By-election in the United Kingdom

The 1911 North Ayrshire by-election was a Parliamentary by-election held on 20 December 1911. The constituency returned one Member of Parliament (MP) to the House of Commons of the United Kingdom, elected by the first past the post voting system.

==Vacancy==
Andrew Anderson, the Liberal MP since he gained the seat in January 1910 from the Unionists, was appointed Solicitor General for Scotland, a law officer of the Crown. In accordance with the constitutional arrangements of the day, he was obliged to resign as an MP and fight a by-election.

==Electoral history==

General election December 1910: Ayrshire North
| Party |  | Candidate | Votes | % | ±% |
|---|---|---|---|---|---|
|  | Liberal | Andrew Anderson | 7,286 | 51.2 | +6.8 |
|  | Conservative | Duncan Campbell | 6,932 | 48.8 | +6.1 |
| Majority |  |  | 354 | 2.4 | +0.7 |
| Turnout |  |  | 14,218 | 85.3 | +0.6 |
|  | Liberal hold |  | Swing | +0.4 |  |

==Candidates==
Anderson's Unionist opponent was again Capt. Duncan Frederick Campbell who had stood here last time. He had contested Mid-Lanark in 1906 and Paisley in January 1910 without success.

There was no Labour candidate, even though they had contested the seat in 1906 and January 1910, finishing a poor third on both occasions.

==Campaign==
The contest was dominated by the government's legislation on National Insurance and the uncertainties this legislation would produce for individual electors, particularly small manufacturers and shopkeepers.

==Result==

The Conservative Party gained the seat.

By-Election 20 December 1911: Ayrshire North
| Party |  | Candidate | Votes | % | ±% |
|---|---|---|---|---|---|
|  | Conservative | Duncan Campbell | 7,318 | 50.9 | +2.1 |
|  | Liberal | Andrew Anderson | 7,047 | 49.1 | −2.1 |
| Majority |  |  | 271 | 1.8 | N/A |
| Turnout |  |  | 14,365 | 84.9 | −0.4 |
|  | Conservative gain from Liberal |  | Swing | +2.1 |  |

Although there was no Labour candidate, Anderson was thought to have lost some support among working-class voters because of his opposition to Labour candidates in other recent elections.
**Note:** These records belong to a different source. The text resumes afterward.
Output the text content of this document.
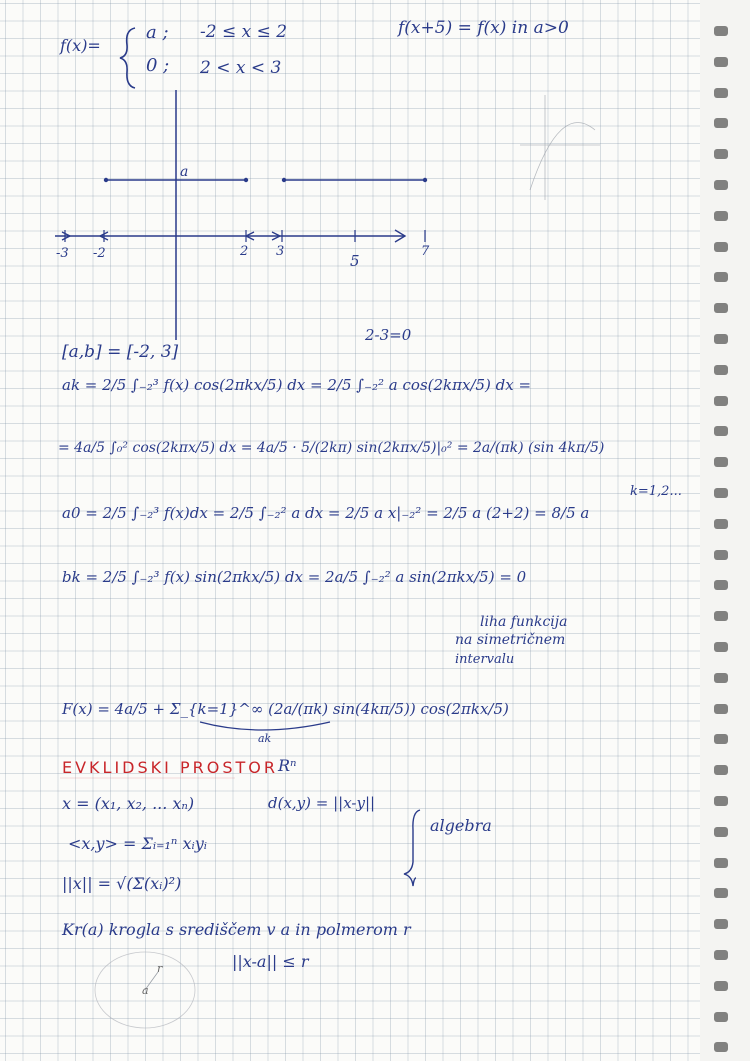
f(x)=
a ; -2 ≤ x ≤ 2
0 ; 2 < x < 3
f(x+5) = f(x) in a>0
a
-3 -2	2 3
5
7
2-3=0
[a,b] = [-2, 3]
ak = 2/5 ∫₋₂³ f(x) cos(2πkx/5) dx = 2/5 ∫₋₂² a cos(2kπx/5) dx =
= 4a/5 ∫₀² cos(2kπx/5) dx = 4a/5 · 5/(2kπ) sin(2kπx/5)|₀² = 2a/(πk) (sin 4kπ/5)
k=1,2...
a0 = 2/5 ∫₋₂³ f(x)dx = 2/5 ∫₋₂² a dx = 2/5 a x|₋₂² = 2/5 a (2+2) = 8/5 a
bk = 2/5 ∫₋₂³ f(x) sin(2πkx/5) dx = 2a/5 ∫₋₂² a sin(2πkx/5) = 0
liha funkcija
na simetričnem
intervalu
F(x) = 4a/5 + Σ_{k=1}^∞ (2a/(πk) sin(4kπ/5)) cos(2πkx/5)
ak
EVKLIDSKI PROSTOR Rⁿ
x = (x₁, x₂, ... xₙ)	d(x,y) = ||x-y||
algebra
<x,y> = Σᵢ₌₁ⁿ xᵢyᵢ
||x|| = √(Σ(xᵢ)²)
Kr(a) krogla s središčem v a in polmerom r
||x-a|| ≤ r
r
a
After six years of Liberal government, the electors of North Ayrshire reverted to their more traditional allegiances, perhaps rebelling against the background of the rapid social changes being introduced by H H Asquith's reforming administration.

==Aftermath==
After the election, Anderson agreed to be re-adopted as prospective Liberal candidate for North Ayrshire, expressing a wish to contest the seat again. A General Election was due to take place by the end of 1915. By the autumn of 1914, the following candidates had been adopted to contest that election. Due to the outbreak of war, the election never took place.
- Unionist Party: Duncan Campbell
- Liberal Party: Andrew Anderson
Campbell was killed in action in 1916.